Angela Eagle: I am happy to make inquiries as a result of the hon. Gentleman's question. Although this sounds like an issue for the Department for Communities and Local Government, rather than for the Department for Work and Pensions directly, I shall look into it and drop him a line.

Mr. David Winnick (Walsall, North) (Lab): Would my hon. Friend pledge that it is not Government policy to revert to the situation that existed prior to 1997, when the only help that pensioners received with their fuel bills was the cold weather payment, whereby they had to be freezing for seven-not five or six-consecutive days and then perhaps £8 was given?

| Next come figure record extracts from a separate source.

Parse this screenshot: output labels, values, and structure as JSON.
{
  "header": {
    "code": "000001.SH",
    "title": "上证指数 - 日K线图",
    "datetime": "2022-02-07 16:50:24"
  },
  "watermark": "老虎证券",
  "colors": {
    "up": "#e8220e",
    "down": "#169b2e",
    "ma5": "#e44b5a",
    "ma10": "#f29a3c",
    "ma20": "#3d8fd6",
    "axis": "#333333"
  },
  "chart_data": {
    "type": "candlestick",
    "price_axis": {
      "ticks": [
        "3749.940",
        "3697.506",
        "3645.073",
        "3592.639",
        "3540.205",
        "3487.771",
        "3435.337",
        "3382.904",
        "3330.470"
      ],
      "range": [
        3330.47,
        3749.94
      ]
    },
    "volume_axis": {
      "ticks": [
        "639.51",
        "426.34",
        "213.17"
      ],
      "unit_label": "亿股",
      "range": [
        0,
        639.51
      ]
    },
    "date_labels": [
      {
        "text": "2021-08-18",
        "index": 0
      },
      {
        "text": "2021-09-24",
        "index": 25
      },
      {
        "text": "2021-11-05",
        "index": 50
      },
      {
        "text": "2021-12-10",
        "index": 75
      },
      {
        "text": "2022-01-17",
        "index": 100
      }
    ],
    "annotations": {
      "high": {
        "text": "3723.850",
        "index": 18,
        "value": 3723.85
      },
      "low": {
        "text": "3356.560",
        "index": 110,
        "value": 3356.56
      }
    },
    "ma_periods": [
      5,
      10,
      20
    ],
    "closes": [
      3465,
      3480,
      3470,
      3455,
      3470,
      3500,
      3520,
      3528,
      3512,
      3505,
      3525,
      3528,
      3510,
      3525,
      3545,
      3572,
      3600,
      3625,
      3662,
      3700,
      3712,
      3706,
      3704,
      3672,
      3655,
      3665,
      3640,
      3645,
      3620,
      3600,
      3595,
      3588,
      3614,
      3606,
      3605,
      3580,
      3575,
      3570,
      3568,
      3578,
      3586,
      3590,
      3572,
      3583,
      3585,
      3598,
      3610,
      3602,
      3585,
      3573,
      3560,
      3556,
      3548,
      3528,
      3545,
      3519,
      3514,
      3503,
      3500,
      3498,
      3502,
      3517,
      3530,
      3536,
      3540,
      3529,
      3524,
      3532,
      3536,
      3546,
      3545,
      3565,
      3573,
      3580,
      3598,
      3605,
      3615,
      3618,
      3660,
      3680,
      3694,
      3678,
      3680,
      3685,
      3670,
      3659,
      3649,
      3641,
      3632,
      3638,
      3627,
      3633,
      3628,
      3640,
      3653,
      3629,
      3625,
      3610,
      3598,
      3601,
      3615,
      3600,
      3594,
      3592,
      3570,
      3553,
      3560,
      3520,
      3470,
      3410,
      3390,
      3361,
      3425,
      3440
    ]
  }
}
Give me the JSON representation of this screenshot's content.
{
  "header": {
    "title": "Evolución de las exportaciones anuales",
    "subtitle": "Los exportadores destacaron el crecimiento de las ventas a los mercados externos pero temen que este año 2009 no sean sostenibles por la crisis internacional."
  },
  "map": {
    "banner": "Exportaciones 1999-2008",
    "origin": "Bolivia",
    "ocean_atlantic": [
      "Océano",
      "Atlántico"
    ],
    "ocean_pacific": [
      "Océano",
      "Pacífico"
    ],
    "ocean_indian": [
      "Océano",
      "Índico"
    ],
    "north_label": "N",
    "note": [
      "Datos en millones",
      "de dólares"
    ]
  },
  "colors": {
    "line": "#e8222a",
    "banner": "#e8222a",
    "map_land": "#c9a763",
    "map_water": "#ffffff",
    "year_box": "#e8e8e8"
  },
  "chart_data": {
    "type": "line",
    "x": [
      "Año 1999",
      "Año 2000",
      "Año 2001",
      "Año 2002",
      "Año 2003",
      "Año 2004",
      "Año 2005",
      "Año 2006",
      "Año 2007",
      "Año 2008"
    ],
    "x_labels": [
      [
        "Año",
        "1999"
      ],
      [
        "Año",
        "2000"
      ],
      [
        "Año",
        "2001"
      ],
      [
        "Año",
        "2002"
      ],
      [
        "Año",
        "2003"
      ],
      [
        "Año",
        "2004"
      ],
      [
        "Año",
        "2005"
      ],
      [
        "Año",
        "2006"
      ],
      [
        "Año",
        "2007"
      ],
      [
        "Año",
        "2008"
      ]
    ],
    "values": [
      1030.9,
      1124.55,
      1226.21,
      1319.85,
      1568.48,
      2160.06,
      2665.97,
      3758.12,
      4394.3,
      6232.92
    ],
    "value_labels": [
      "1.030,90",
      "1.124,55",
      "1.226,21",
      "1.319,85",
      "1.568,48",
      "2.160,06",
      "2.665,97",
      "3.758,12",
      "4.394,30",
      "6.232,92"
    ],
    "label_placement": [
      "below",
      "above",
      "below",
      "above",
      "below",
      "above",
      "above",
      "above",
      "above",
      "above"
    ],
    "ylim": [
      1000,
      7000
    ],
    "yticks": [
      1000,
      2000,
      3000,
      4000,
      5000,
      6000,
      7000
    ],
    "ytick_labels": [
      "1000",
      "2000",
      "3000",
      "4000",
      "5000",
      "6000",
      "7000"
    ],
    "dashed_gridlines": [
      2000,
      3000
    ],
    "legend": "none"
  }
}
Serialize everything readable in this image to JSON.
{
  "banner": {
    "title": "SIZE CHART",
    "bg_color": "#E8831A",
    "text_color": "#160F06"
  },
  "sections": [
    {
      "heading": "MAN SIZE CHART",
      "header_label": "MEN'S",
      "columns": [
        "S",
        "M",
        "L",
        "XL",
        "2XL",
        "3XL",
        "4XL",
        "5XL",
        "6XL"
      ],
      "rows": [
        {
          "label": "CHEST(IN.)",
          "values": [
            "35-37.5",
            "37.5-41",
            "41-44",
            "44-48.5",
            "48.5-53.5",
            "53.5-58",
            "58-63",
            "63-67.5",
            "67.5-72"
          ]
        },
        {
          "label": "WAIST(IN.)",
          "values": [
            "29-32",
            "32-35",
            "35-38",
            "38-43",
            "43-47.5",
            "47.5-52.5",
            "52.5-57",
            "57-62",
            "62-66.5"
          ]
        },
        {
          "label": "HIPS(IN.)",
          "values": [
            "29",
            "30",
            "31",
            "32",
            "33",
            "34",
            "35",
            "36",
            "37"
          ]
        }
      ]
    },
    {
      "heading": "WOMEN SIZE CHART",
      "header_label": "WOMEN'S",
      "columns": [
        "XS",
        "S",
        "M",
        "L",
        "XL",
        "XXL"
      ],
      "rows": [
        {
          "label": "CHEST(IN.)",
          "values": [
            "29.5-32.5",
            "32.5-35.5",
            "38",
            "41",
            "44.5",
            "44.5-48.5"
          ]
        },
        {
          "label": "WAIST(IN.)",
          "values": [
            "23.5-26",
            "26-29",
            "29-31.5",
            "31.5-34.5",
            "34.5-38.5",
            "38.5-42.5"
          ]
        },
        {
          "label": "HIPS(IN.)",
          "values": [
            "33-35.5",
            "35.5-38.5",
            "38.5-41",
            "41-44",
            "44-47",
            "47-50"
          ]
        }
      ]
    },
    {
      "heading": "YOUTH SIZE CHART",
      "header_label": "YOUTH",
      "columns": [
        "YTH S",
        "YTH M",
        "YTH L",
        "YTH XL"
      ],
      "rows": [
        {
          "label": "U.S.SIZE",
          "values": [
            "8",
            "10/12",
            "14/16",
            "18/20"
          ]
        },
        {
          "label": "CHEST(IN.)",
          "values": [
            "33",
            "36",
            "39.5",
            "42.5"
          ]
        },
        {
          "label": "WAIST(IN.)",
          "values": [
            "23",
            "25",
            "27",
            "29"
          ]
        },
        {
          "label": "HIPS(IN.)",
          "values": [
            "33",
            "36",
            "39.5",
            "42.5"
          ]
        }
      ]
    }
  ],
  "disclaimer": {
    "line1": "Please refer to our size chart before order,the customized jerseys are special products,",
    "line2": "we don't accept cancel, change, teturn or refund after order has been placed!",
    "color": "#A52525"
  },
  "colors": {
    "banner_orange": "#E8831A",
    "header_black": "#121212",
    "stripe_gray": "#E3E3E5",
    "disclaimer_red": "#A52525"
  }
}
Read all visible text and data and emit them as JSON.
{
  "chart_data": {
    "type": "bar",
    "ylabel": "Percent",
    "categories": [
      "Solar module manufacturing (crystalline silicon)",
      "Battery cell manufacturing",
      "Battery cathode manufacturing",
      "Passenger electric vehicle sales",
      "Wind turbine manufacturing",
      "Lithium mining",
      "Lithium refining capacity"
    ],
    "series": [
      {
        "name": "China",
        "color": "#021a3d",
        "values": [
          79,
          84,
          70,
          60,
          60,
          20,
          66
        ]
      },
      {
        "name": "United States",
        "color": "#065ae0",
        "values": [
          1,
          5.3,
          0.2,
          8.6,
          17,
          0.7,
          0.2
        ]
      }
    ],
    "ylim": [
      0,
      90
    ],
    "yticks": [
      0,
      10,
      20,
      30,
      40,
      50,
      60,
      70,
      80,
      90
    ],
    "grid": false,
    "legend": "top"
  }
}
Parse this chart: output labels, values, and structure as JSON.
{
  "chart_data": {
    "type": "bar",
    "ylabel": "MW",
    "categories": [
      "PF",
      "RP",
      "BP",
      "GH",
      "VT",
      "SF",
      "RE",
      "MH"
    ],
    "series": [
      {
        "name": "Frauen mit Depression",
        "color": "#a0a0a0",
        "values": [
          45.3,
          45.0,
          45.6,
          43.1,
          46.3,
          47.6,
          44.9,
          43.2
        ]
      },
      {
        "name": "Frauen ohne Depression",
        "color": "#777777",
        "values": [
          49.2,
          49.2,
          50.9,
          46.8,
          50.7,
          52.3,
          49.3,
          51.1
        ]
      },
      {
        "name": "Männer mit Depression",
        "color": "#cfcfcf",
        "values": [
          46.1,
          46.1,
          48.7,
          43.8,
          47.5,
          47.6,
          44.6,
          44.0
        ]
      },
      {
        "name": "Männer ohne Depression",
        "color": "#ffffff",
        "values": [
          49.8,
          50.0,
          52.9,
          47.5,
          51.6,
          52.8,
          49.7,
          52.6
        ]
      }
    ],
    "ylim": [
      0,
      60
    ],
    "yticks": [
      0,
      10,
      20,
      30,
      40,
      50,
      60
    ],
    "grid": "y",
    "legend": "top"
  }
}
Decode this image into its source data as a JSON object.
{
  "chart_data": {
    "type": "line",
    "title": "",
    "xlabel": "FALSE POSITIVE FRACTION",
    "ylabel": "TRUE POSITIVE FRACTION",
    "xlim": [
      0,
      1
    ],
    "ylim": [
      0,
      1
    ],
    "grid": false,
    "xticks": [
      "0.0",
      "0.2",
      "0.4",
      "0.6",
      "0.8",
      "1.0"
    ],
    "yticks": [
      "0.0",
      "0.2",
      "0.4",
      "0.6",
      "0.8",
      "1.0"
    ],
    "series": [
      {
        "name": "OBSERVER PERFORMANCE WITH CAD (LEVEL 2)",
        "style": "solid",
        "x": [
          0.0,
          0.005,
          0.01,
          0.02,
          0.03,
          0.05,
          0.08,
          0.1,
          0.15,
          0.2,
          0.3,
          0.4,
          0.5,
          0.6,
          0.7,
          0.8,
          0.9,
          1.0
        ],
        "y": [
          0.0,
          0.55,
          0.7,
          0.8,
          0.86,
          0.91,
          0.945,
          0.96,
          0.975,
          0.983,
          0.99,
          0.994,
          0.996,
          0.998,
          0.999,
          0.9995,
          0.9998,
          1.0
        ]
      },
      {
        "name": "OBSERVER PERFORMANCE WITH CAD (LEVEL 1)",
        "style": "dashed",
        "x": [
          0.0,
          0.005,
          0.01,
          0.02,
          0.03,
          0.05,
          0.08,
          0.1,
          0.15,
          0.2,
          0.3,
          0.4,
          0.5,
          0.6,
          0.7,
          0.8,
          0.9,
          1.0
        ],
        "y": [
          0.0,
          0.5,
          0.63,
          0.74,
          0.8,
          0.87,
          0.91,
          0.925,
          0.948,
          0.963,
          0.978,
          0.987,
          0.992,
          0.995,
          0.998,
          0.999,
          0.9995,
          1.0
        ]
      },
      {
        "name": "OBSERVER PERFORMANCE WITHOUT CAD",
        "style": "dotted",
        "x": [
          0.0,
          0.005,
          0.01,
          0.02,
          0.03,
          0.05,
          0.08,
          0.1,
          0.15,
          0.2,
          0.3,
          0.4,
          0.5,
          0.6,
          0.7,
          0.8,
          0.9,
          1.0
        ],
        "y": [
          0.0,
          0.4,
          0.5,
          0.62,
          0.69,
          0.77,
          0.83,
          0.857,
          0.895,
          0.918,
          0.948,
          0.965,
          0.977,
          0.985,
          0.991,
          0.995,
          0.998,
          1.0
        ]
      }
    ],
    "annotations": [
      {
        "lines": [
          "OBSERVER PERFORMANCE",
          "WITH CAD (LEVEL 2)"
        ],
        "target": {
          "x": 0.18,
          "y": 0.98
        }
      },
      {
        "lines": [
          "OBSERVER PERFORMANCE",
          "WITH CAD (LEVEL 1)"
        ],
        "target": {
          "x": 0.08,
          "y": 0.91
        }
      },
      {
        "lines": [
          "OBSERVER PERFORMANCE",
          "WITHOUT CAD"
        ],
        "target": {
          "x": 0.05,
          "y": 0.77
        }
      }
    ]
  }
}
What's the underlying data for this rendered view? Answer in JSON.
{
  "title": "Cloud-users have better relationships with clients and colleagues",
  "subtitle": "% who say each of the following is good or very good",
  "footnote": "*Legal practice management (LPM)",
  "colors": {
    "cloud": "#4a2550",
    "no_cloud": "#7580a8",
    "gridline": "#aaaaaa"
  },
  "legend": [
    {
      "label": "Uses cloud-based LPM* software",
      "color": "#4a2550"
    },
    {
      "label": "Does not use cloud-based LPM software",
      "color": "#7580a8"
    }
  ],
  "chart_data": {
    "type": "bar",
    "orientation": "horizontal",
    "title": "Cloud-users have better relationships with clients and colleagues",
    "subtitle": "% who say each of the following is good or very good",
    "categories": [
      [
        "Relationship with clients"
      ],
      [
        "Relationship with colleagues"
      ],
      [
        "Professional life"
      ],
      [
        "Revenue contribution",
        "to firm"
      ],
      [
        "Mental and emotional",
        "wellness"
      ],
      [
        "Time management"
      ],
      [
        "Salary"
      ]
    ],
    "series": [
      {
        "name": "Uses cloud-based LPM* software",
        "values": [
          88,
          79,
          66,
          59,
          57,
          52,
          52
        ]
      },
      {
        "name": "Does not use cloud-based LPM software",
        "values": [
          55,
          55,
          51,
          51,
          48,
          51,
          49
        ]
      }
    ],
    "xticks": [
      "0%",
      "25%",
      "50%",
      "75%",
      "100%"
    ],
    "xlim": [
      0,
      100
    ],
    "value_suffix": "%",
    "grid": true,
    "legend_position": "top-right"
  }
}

We do not want to return to that under a Tory Government.

Angela Eagle: My hon. Friend is quite right. I hope that he will give this Government credit for increasing the cold weather payments last year and this year to £25 a week, because fuel bills have been high. I point out to him that, as I am sure he already knows, a mere £60 million a year was spent on winter fuel payments when we came into office. We now spend £2.7 billion a year.

Youth Unemployment

7. Sir Nicholas Winterton (Macclesfield) (Con): What priorities she has set for reducing youth unemployment. [293502]

The Secretary of State for Work and Pensions (Yvette Cooper): Young people are being particularly affected by the world recession. That is why we are funding hundreds of thousands of new opportunities for young people to help get them into work, including more than 100,000 youth jobs and targeted training in those areas that are recruiting, such as the care sector. We are also providing more apprenticeships and further education places. The most important priority is to prevent long-term youth unemployment.

Sir Nicholas Winterton: A report from the Prince's Trust, which is widely valued and respected, found that young people without qualifications are twice as likely to seek jobseeker's allowance as young people with qualifications. Can the Secretary of State tell us how Government policies and plans will address that very serious problem?